Air Health Indicator – Ozone and Fine Particulate Matter
The Air Health Indicator (AHI)Footnote  provides an overview of the public health impacts attributable to outdoor air pollution in Canada. It shows an upward trend in cardiopulmonary mortality (deaths from heart-and lung-related diseases) attributable to ozone (O3) exposure. No upward or downward trend in cardiopulmonary mortality attributable to fine particulate matter (PM2.5) exposure is observed.
Cardiopulmonary mortalities are not the result solely of air pollution exposure but rather the combination of a variety of risk factors. Other risk factors that contribute include age, sex, race, obesity, smoking history, education, marital status, diet, alcohol consumption and occupational exposures. The AHI aims to identify the risk for cardiopulmonary mortalities related solely to exposure to air pollution in the form of O3 and PM2.5.
The O3 component of the AHI model indicates a slight increasing trend since 1990 and suggests that about 5% of cardio-pulmonary mortalities were attributable to ozone exposure overall at the national level. The PM2.5 component of the AHI suggests neither an increasing nor decreasing trend between 2001 and 2010. About 1% of cardiopulmonary mortalities could be attributable to PM2.5 exposure.

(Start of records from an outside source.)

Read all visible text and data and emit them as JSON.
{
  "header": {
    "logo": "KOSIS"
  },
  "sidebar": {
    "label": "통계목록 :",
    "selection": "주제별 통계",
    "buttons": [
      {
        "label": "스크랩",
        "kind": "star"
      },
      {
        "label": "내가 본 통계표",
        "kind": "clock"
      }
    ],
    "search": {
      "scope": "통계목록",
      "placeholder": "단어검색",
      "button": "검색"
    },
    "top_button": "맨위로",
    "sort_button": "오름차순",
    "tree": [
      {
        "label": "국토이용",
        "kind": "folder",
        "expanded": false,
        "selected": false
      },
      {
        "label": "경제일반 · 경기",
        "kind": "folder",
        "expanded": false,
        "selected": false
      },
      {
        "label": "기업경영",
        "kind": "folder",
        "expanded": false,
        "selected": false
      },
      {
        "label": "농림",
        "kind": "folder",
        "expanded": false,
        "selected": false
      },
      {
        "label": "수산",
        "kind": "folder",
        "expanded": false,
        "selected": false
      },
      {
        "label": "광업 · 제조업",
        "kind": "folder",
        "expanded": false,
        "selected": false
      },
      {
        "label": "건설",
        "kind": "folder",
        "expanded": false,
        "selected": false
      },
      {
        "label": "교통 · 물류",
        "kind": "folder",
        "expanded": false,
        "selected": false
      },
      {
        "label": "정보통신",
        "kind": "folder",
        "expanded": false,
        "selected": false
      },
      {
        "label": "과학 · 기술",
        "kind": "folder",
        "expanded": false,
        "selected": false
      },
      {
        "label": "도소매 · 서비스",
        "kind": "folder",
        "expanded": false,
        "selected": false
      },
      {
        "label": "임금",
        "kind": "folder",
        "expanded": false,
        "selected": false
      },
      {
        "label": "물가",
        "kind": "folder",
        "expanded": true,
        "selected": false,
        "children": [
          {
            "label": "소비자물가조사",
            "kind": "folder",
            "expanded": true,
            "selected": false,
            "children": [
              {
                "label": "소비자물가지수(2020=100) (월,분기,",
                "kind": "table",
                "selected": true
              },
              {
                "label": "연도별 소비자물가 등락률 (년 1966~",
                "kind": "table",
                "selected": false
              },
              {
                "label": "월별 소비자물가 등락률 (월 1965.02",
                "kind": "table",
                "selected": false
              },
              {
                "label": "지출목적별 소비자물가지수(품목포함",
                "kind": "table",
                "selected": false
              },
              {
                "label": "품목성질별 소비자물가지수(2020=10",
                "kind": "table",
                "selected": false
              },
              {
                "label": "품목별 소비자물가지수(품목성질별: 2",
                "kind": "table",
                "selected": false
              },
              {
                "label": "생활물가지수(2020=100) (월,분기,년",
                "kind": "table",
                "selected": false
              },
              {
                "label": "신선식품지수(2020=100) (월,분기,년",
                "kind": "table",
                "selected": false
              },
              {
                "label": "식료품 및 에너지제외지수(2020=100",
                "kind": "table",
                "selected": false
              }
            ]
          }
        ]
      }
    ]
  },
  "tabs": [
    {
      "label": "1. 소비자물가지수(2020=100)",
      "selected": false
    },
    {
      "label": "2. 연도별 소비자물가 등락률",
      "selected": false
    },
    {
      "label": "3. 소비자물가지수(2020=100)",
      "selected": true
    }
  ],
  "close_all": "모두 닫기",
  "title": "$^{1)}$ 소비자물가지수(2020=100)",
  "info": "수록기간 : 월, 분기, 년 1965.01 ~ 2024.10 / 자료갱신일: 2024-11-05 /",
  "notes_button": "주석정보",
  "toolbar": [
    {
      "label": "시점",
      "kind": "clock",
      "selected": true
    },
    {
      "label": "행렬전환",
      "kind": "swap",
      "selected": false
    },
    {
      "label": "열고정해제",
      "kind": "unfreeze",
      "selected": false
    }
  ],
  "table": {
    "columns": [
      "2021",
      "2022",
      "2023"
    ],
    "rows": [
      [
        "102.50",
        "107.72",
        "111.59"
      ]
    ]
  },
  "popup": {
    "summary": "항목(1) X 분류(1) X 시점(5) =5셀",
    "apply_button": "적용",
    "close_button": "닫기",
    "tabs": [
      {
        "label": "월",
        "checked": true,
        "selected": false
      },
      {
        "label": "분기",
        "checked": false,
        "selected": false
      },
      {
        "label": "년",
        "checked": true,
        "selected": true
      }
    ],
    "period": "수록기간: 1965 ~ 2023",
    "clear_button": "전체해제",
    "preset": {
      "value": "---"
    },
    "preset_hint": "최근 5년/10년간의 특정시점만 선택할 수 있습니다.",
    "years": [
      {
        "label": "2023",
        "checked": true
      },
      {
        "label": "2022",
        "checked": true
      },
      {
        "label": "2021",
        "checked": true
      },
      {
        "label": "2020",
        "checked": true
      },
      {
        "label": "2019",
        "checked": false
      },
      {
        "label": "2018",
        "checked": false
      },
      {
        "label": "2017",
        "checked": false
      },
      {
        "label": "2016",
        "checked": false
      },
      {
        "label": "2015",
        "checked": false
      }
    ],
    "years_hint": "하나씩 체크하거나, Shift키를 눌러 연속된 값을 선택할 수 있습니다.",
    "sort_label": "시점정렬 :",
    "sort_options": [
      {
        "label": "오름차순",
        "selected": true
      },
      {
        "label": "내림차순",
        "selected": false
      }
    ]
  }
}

Cardiopulmonary (CP) mortality risk attributable to air pollutants, Canada, 1990 to 2010
This graph shows the percent of cardiopulmonary mortality risk attributable to ozone and fine particulate matter components of the Air Health Indicator. The ozone component of the Air Health Indicator model indicates a slight increasing trend since 1990 and suggests that about 5% of cardio-pulmonary mortalities were attributable to ozone exposure overall at the national level. The fine particulate matter component of Air Health Indicator suggests neither an increasing nor decreasing trend between 2001 and 2010. About 1% of cardiopulmonary mortalities could be attributable to fine particulate matter exposure.
Note: Percent cardiopulmonary mortality risk refers to the percent of cardiopulmonary mortalities estimated by the AHI model to be attributable to outdoor ambient O3 and PM2.5. Mortality data are not available for 2008 to 2010. As a result, an average cardiopulmonary mortality risk is being used to estimate mortality risk for these years.
Source: Health Canada, Environmental Health Sciences and Research Bureau, Population Studies Division.
Canadians are regularly exposed to air pollution from outdoor sources such as transportation and industrial activities. This exposure can lead to the onset or worsening of breathing difficulty, the development of chronic lung disease or heart attacks and strokes. These health effects contribute to lost productivity, increased doctors’ and emergency room visits and hospital admissions, and mortality. The AHI has been developed as a tool to monitor the impacts of O3 and PM2.5 exposure over time on the health of Canadians.
Specifically, the AHI monitors the percentage of all cardiopulmonary mortalities that can be attributed to exposure to two important outdoor air pollutants: O3 (monitored in 20 cities) and PM2.5 (monitored in 18 cities).
This indicator is used to measure progress toward Target 2.1: Outdoor Air Pollutants – Improve outdoor air quality by ensuring compliance with new or amended regulated emission limits by 2020 and thus reducing emissions of air pollutants in support of AQMS objectives of the Federal Sustainable Development Strategy 2013–2016.